How to prevent vampirism

Maschalismos is the practice of physically rendering the dead incapable of rising or haunting the living in undead form. It comes from the Ancient Greek word and was also the term for procedural rules on such matters in later Greek customary law.

Such acts considered maschalismos were not limited to folkloric physical risings but also meant to escape the ill will of those wrongfully slain by a murderer after death.

One common method was the cutting off of the feet, hands, ears, nose, et cetera, tying them under the armpits of the corpse all strung together. The piercing of the infant Oedipus’ feet at the time he was abandoned may be considered a kind of maschalismos on the still-living.

In Aeschylus’ tragedy Choephori and Sophocles’ tragedy Electra, Clytemnestra performs maschalismos on the body of Agamemnon after his murder, to prevent his taking vengeance on her.

The term maschalismos has widened to include the customs throughout the different cultures of the world in ritually mutilating their dead to prevent their wrath from affecting the living.
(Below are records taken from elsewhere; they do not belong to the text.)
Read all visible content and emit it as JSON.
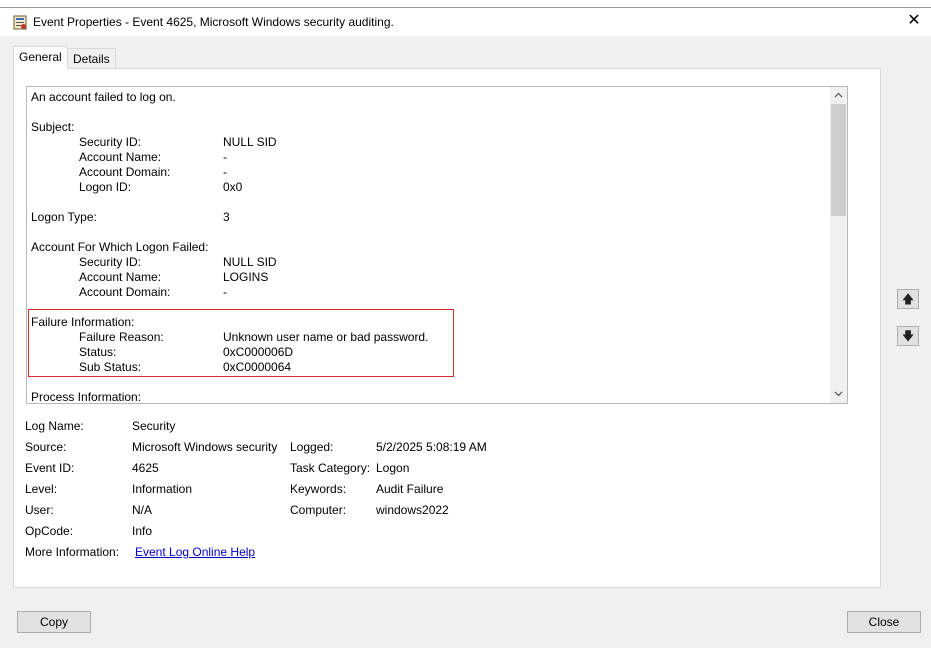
{
  "window": {
    "title": "Event Properties - Event 4625, Microsoft Windows security auditing.",
    "close_glyph": "✕"
  },
  "tabs": [
    {
      "label": "General",
      "active": true
    },
    {
      "label": "Details",
      "active": false
    }
  ],
  "description": {
    "lines": {
      "summary": "An account failed to log on.",
      "subject_header": "Subject:",
      "subj_sid_label": "Security ID:",
      "subj_sid_value": "NULL SID",
      "subj_name_label": "Account Name:",
      "subj_name_value": "-",
      "subj_domain_label": "Account Domain:",
      "subj_domain_value": "-",
      "subj_logonid_label": "Logon ID:",
      "subj_logonid_value": "0x0",
      "logon_type_label": "Logon Type:",
      "logon_type_value": "3",
      "failed_header": "Account For Which Logon Failed:",
      "fail_sid_label": "Security ID:",
      "fail_sid_value": "NULL SID",
      "fail_name_label": "Account Name:",
      "fail_name_value": "LOGINS",
      "fail_domain_label": "Account Domain:",
      "fail_domain_value": "-",
      "failure_header": "Failure Information:",
      "reason_label": "Failure Reason:",
      "reason_value": "Unknown user name or bad password.",
      "status_label": "Status:",
      "status_value": "0xC000006D",
      "substatus_label": "Sub Status:",
      "substatus_value": "0xC0000064",
      "process_header": "Process Information:"
    },
    "highlight_color": "#d03030"
  },
  "details": {
    "log_name_label": "Log Name:",
    "log_name_value": "Security",
    "source_label": "Source:",
    "source_value": "Microsoft Windows security",
    "logged_label": "Logged:",
    "logged_value": "5/2/2025 5:08:19 AM",
    "event_id_label": "Event ID:",
    "event_id_value": "4625",
    "task_category_label": "Task Category:",
    "task_category_value": "Logon",
    "level_label": "Level:",
    "level_value": "Information",
    "keywords_label": "Keywords:",
    "keywords_value": "Audit Failure",
    "user_label": "User:",
    "user_value": "N/A",
    "computer_label": "Computer:",
    "computer_value": "windows2022",
    "opcode_label": "OpCode:",
    "opcode_value": "Info",
    "more_info_label": "More Information:",
    "more_info_link": "Event Log Online Help"
  },
  "buttons": {
    "copy": "Copy",
    "close": "Close",
    "up_glyph": "🡅",
    "down_glyph": "🡇"
  },
  "icons": {
    "title": "event-log-icon",
    "up": "arrow-up-icon",
    "down": "arrow-down-icon"
  }
}
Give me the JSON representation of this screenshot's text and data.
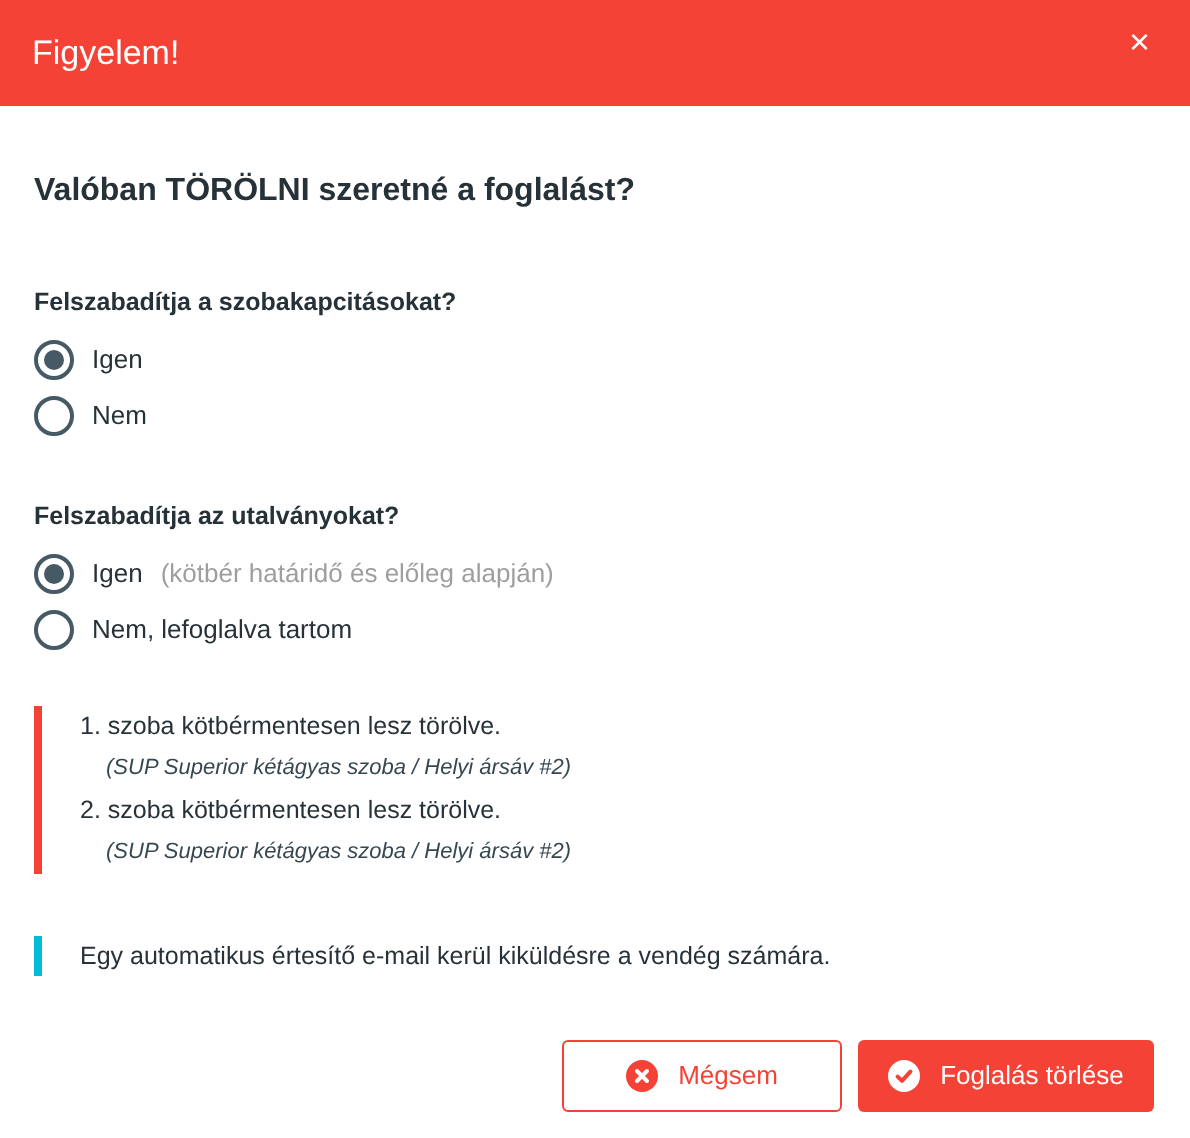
{
  "dialog": {
    "title": "Figyelem!",
    "close": "×"
  },
  "question": "Valóban TÖRÖLNI szeretné a foglalást?",
  "groups": [
    {
      "label": "Felszabadítja a szobakapcitásokat?",
      "options": [
        {
          "label": "Igen",
          "selected": true
        },
        {
          "label": "Nem",
          "selected": false
        }
      ]
    },
    {
      "label": "Felszabadítja az utalványokat?",
      "options": [
        {
          "label": "Igen",
          "hint": "(kötbér határidő és előleg alapján)",
          "selected": true
        },
        {
          "label": "Nem, lefoglalva tartom",
          "selected": false
        }
      ]
    }
  ],
  "notices": [
    {
      "color": "#f44336",
      "lines": [
        {
          "text": "1. szoba kötbérmentesen lesz törölve.",
          "detail": "(SUP Superior kétágyas szoba / Helyi ársáv #2)"
        },
        {
          "text": "2. szoba kötbérmentesen lesz törölve.",
          "detail": "(SUP Superior kétágyas szoba / Helyi ársáv #2)"
        }
      ]
    },
    {
      "color": "#00bcd4",
      "lines": [
        {
          "text": "Egy automatikus értesítő e-mail kerül kiküldésre a vendég számára."
        }
      ]
    }
  ],
  "buttons": [
    {
      "label": "Mégsem",
      "kind": "cancel"
    },
    {
      "label": "Foglalás törlése",
      "kind": "confirm"
    }
  ]
}
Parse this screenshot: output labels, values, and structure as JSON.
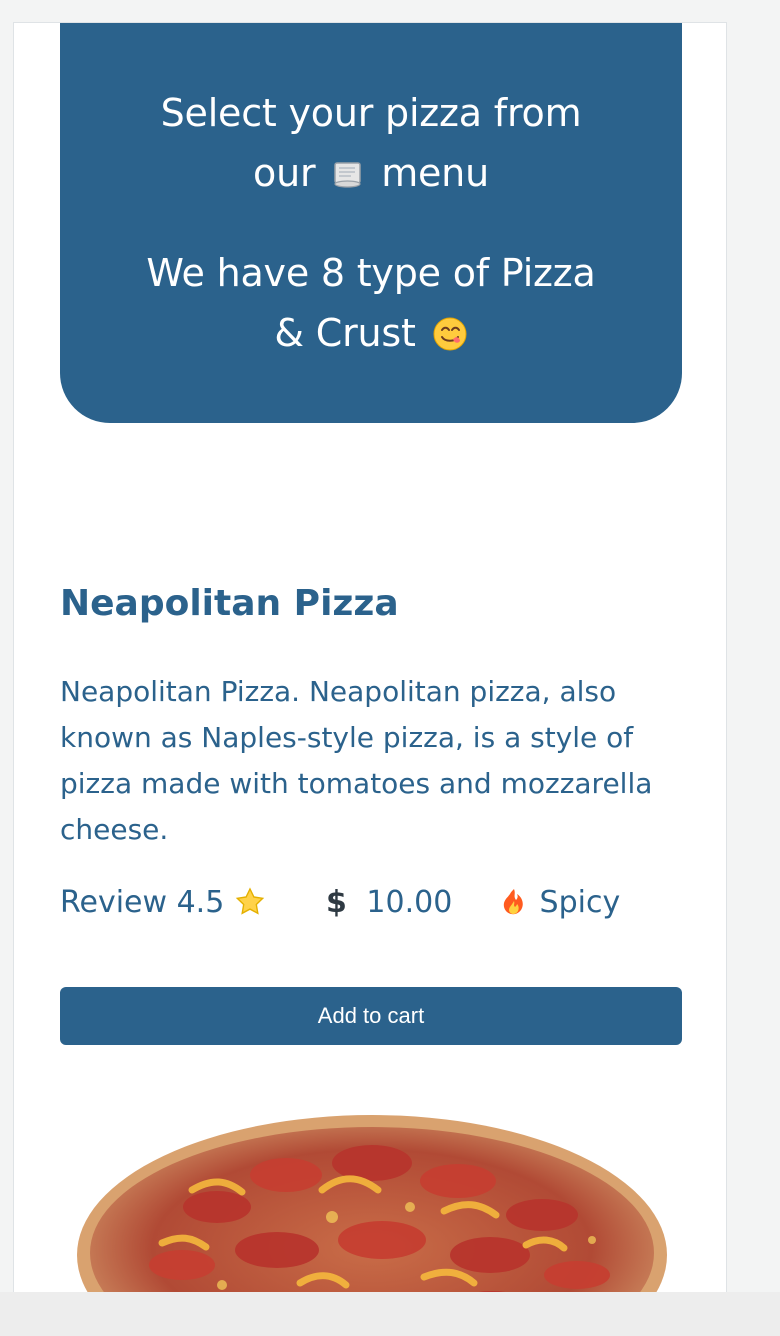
{
  "hero": {
    "line1": "Select your pizza from",
    "line2_before": "our",
    "line2_after": "menu",
    "line3": "We have 8 type of Pizza",
    "line4": "& Crust"
  },
  "product": {
    "title": "Neapolitan Pizza",
    "description": "Neapolitan Pizza. Neapolitan pizza, also known as Naples-style pizza, is a style of pizza made with tomatoes and mozzarella cheese.",
    "review": "Review 4.5",
    "price": "10.00",
    "currency_symbol": "$",
    "spicy_label": "Spicy",
    "button_label": "Add to cart"
  },
  "colors": {
    "primary": "#2b628c",
    "background": "#f3f4f4",
    "card": "#ffffff"
  },
  "icons": [
    "scroll-icon",
    "yum-face-icon",
    "star-icon",
    "dollar-icon",
    "fire-icon"
  ]
}
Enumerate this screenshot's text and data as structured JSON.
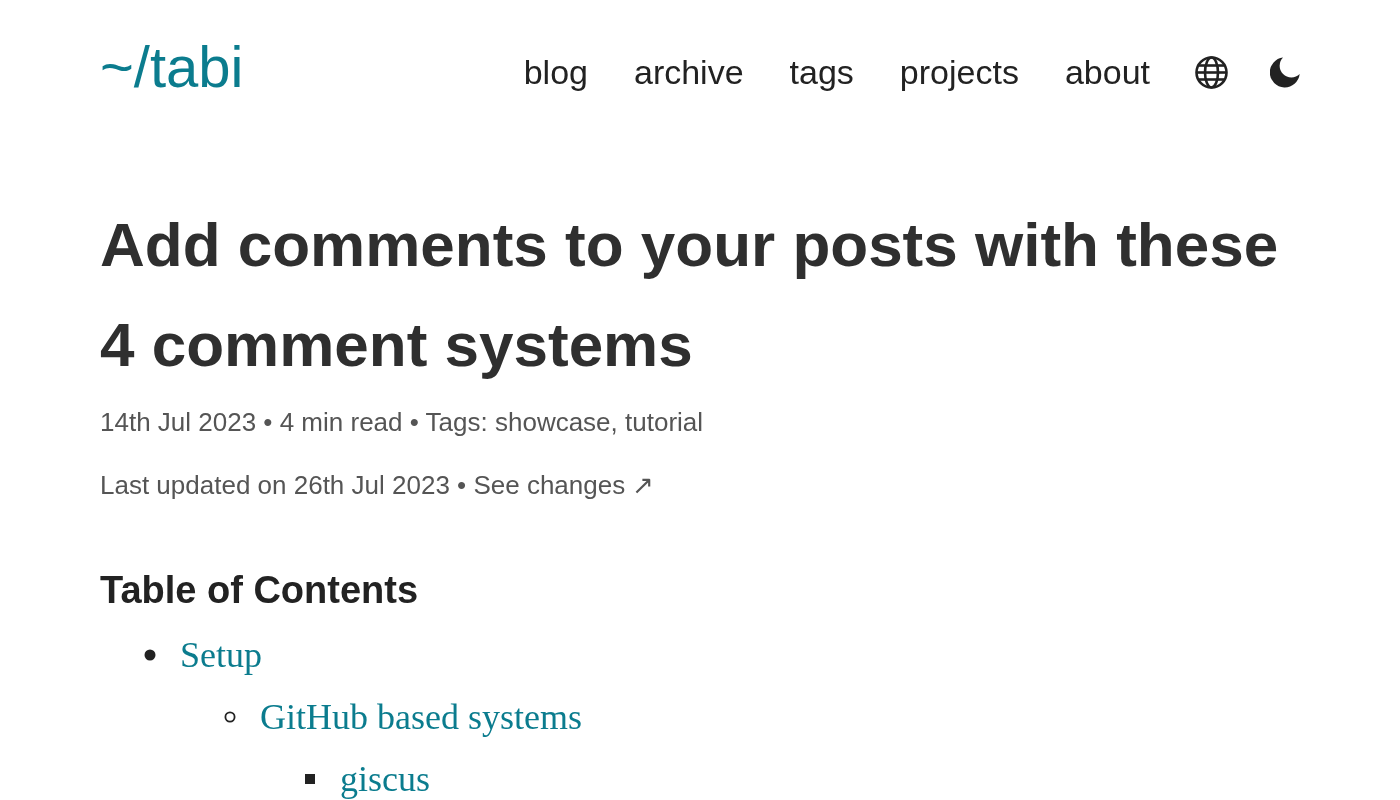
{
  "header": {
    "logo": "~/tabi",
    "nav": [
      "blog",
      "archive",
      "tags",
      "projects",
      "about"
    ]
  },
  "post": {
    "title": "Add comments to your posts with these 4 comment systems",
    "meta": "14th Jul 2023 • 4 min read • Tags: showcase, tutorial",
    "updated": {
      "text": "Last updated on 26th Jul 2023 •",
      "link": "See changes ↗"
    }
  },
  "toc": {
    "heading": "Table of Contents",
    "items": [
      {
        "label": "Setup",
        "children": [
          {
            "label": "GitHub based systems",
            "children": [
              {
                "label": "giscus"
              }
            ]
          }
        ]
      }
    ]
  }
}
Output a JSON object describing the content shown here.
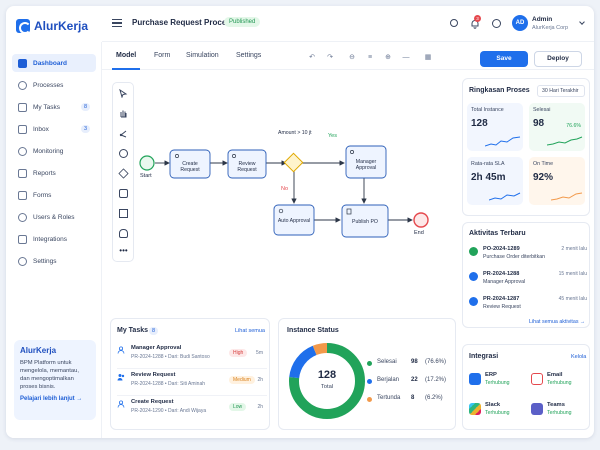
{
  "app": {
    "logo_text": "AlurKerja",
    "page_title": "Purchase Request Process",
    "status_badge": "Published"
  },
  "user": {
    "initials": "AD",
    "name": "Admin",
    "org": "AlurKerja Corp",
    "notifications": "3"
  },
  "sidebar": {
    "items": [
      {
        "label": "Dashboard",
        "badge": ""
      },
      {
        "label": "Processes",
        "badge": ""
      },
      {
        "label": "My Tasks",
        "badge": "8"
      },
      {
        "label": "Inbox",
        "badge": "3"
      },
      {
        "label": "Monitoring",
        "badge": ""
      },
      {
        "label": "Reports",
        "badge": ""
      },
      {
        "label": "Forms",
        "badge": ""
      },
      {
        "label": "Users & Roles",
        "badge": ""
      },
      {
        "label": "Integrations",
        "badge": ""
      },
      {
        "label": "Settings",
        "badge": ""
      }
    ],
    "promo": {
      "title": "AlurKerja",
      "text": "BPM Platform untuk mengelola, memantau, dan mengoptimalkan proses bisnis.",
      "link": "Pelajari lebih lanjut →"
    }
  },
  "tabs": [
    "Model",
    "Form",
    "Simulation",
    "Settings"
  ],
  "actions": {
    "save": "Save",
    "deploy": "Deploy"
  },
  "diagram": {
    "start": "Start",
    "end": "End",
    "create": "Create Request",
    "review": "Review Request",
    "gateway_label": "Amount > 10 jt",
    "yes": "Yes",
    "no": "No",
    "manager": "Manager Approval",
    "auto": "Auto Approval",
    "publish": "Publish PO"
  },
  "summary": {
    "title": "Ringkasan Proses",
    "period": "30 Hari Terakhir",
    "metrics": [
      {
        "label": "Total Instance",
        "value": "128",
        "pct": ""
      },
      {
        "label": "Selesai",
        "value": "98",
        "pct": "76.6%"
      },
      {
        "label": "Rata-rata SLA",
        "value": "2h 45m",
        "pct": ""
      },
      {
        "label": "On Time",
        "value": "92%",
        "pct": ""
      }
    ],
    "colors": {
      "blue": "#1f6feb",
      "green": "#21a35a",
      "orange": "#f2994a"
    }
  },
  "activity": {
    "title": "Aktivitas Terbaru",
    "items": [
      {
        "id": "PO-2024-1289",
        "desc": "Purchase Order diterbitkan",
        "time": "2 menit lalu"
      },
      {
        "id": "PR-2024-1288",
        "desc": "Manager Approval",
        "time": "15 menit lalu"
      },
      {
        "id": "PR-2024-1287",
        "desc": "Review Request",
        "time": "45 menit lalu"
      }
    ],
    "see_all": "Lihat semua aktivitas →"
  },
  "integrations": {
    "title": "Integrasi",
    "link": "Kelola",
    "items": [
      {
        "name": "ERP",
        "status": "Terhubung"
      },
      {
        "name": "Email",
        "status": "Terhubung"
      },
      {
        "name": "Slack",
        "status": "Terhubung"
      },
      {
        "name": "Teams",
        "status": "Terhubung"
      }
    ]
  },
  "my_tasks": {
    "title": "My Tasks",
    "count": "8",
    "see_all": "Lihat semua",
    "items": [
      {
        "name": "Manager Approval",
        "meta": "PR-2024-1288  •  Dari: Budi Santoso",
        "priority": "High",
        "time": "5m"
      },
      {
        "name": "Review Request",
        "meta": "PR-2024-1288  •  Dari: Siti Aminah",
        "priority": "Medium",
        "time": "2h"
      },
      {
        "name": "Create Request",
        "meta": "PR-2024-1290  •  Dari: Andi Wijaya",
        "priority": "Low",
        "time": "2h"
      }
    ]
  },
  "instance_status": {
    "title": "Instance Status",
    "total_value": "128",
    "total_label": "Total",
    "rows": [
      {
        "label": "Selesai",
        "value": 98,
        "pct": "(76.6%)",
        "color": "#21a35a"
      },
      {
        "label": "Berjalan",
        "value": 22,
        "pct": "(17.2%)",
        "color": "#1f6feb"
      },
      {
        "label": "Tertunda",
        "value": 8,
        "pct": "(6.2%)",
        "color": "#f2994a"
      }
    ]
  },
  "chart_data": {
    "type": "pie",
    "categories": [
      "Selesai",
      "Berjalan",
      "Tertunda"
    ],
    "values": [
      98,
      22,
      8
    ],
    "title": "Instance Status"
  }
}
In Hungary and Servia, to destroy the demon it was considered necessary to exhume the body, insert in the heart and other parts of the defunct, or pierce it through with a sharp instrument, as in the case of suicides, upon which it utters a dreadful cry, as if alive; it is then decapitated and the body burned.

In New England the body is exhumed, the heart burned, and the ashes scattered. The discovery of the vampire’s resting-place was itself an art. 

The method of discovering a vampire’s grave in Serbia was to place a virgin boy upon a coal-black stallion which had never served a mare and to mark the spot that the horse refused to pass. An officer quartered in Wallachia wrote to Calmet, giving him an instance of this method.